Most women are understandably anxious about doing an ovarian cyst surgery. Unfortunately, when it is time to determine whether an ovarian cyst is cancerous, there is no other option but to go through one of two types of ovarian cyst surgery.
The first type of surgery is called the Laparoscopy. Your doctor may refer to this type of procedure as a minimally invasive surgery, or a bidaid surgery. This is because the operation is done primarily in the abdomen using small incisions (about 0.5 – 1.5 cm) within the abdominal or pelvic cavity. In order to have a better look at the ovarian cyst, a telescopic rod lens system (that is connected to a video camera) or a digital laparoscope where the device is placed at the end of the laparoscope is used.
There are a number of advantages to doing a Laparoscopy. The most important one is that there is a reduced chance for haemorrhaging, which also brings the need for a blood transfusion. Also, because the incision on the abdomen is small, the patient will not experience as much pain and will there ever recover a lot faster. In fact, many patients are discharged the same day if no complications occur. The last advantage of Laparoscopy is that the internal organs are less exposed to external contaminants, and this drastically reduces the risk of infections.
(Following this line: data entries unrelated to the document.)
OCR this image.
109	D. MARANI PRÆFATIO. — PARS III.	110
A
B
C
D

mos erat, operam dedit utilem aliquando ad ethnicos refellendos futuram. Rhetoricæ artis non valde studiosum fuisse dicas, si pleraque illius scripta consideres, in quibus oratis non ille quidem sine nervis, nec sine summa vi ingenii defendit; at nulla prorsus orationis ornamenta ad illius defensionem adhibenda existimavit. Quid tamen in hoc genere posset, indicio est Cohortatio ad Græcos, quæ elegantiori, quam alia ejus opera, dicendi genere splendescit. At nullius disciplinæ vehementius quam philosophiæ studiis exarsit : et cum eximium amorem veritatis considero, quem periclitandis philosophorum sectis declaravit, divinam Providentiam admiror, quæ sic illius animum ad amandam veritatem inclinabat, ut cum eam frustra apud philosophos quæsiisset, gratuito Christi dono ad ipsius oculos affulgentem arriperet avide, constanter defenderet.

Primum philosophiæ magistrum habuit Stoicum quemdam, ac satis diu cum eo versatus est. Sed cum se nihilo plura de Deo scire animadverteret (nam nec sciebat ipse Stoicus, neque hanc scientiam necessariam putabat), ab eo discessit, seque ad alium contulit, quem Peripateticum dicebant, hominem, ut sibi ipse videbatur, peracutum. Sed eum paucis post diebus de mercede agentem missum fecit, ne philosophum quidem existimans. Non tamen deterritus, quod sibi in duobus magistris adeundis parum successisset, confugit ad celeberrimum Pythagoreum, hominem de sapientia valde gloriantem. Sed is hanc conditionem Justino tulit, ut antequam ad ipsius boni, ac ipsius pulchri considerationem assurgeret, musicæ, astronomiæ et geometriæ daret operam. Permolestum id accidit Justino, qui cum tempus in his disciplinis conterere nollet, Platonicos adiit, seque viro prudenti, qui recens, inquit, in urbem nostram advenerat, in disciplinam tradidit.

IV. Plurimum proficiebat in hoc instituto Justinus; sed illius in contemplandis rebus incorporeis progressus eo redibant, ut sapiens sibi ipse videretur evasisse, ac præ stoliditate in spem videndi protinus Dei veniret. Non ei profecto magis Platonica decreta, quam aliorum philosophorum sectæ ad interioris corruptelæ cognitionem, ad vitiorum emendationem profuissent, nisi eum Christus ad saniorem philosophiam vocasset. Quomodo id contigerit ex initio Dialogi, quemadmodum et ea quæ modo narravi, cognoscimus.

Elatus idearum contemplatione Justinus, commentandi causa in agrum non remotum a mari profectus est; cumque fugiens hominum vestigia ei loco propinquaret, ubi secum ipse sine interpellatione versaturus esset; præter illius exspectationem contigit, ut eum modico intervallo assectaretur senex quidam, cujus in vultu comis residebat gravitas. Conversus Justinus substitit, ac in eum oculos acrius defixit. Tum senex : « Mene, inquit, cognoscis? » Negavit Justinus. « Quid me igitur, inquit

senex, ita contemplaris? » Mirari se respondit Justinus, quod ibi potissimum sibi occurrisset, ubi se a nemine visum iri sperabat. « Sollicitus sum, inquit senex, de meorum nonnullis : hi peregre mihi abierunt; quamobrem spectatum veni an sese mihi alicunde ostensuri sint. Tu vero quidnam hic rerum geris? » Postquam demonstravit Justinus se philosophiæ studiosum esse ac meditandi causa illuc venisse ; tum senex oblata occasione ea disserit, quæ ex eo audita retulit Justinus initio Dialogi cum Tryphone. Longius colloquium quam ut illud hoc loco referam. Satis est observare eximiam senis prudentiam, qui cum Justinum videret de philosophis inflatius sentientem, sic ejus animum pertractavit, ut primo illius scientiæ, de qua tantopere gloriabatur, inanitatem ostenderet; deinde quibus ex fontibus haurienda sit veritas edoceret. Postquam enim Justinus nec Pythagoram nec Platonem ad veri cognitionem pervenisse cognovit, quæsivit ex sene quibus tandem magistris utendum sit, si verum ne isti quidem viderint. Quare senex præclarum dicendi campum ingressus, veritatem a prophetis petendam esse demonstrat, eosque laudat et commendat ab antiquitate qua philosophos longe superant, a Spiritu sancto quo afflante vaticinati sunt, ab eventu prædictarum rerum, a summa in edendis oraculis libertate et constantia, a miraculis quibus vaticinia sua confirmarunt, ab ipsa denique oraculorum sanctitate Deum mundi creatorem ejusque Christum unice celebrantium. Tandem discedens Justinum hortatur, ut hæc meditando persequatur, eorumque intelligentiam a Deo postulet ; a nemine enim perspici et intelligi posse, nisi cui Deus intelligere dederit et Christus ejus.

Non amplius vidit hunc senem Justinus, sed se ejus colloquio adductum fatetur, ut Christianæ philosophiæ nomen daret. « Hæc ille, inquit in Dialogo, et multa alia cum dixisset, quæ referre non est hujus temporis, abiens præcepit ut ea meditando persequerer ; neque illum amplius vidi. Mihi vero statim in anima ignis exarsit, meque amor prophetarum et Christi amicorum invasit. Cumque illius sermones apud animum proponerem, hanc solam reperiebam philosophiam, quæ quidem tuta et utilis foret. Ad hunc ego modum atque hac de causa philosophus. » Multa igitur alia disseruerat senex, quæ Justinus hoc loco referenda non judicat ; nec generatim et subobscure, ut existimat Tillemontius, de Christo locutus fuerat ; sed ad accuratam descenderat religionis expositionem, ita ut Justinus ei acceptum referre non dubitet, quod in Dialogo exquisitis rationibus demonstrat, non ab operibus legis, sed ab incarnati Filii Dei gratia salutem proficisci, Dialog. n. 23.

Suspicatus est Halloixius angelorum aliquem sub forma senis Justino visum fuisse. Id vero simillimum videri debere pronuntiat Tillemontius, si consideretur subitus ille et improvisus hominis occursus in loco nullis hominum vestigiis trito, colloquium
The bad news is that Laparoscopy also brings with it some risks. For patients who are obese or have underone abdominal surgery in the past, there is a higher likelihood that the blood vessels or small / large bowel may be injured during surgery. Another associated risk involves electrical burns when surgeons working with electrodes leak electricity into the surrounding tissue. Lastly, there may be an increased risk of hypothermia when the abdomen is pumped with carbon dioxide gases. The good news is that the use of heated and humidified CO2 may reduce this risk.
The second type of ovarian cyst surgery is a laparotomy. This surgical method involves making an incision through the abdominal wall to gain access into the abdominal cavity. This is a frequent tool used in diagnosing an unknown condition like ovarian cysts where a patient has abdominal pain or sustained an injury to the abdomen. The most common incision is called the midline incision and is the most common type of incision because it allows a wider access to most of the abdominal cavity.
As with every surgical procedure, Laparotomy has its own set of risks. The most common problem involves the general use of anesthesia like nausea, sore throat, vomiting, fatigue, headache, and soreness in the muscles. Some patients also experience bleeding, infection, injury to the abdominal organs, or the development of adhesions.
Before you decide whether a Laparoscopy or a Laparotomy is the better ovarian cyst surgery for your situation, remember to discuss the pros and cons of both procedures with your doctor or physician.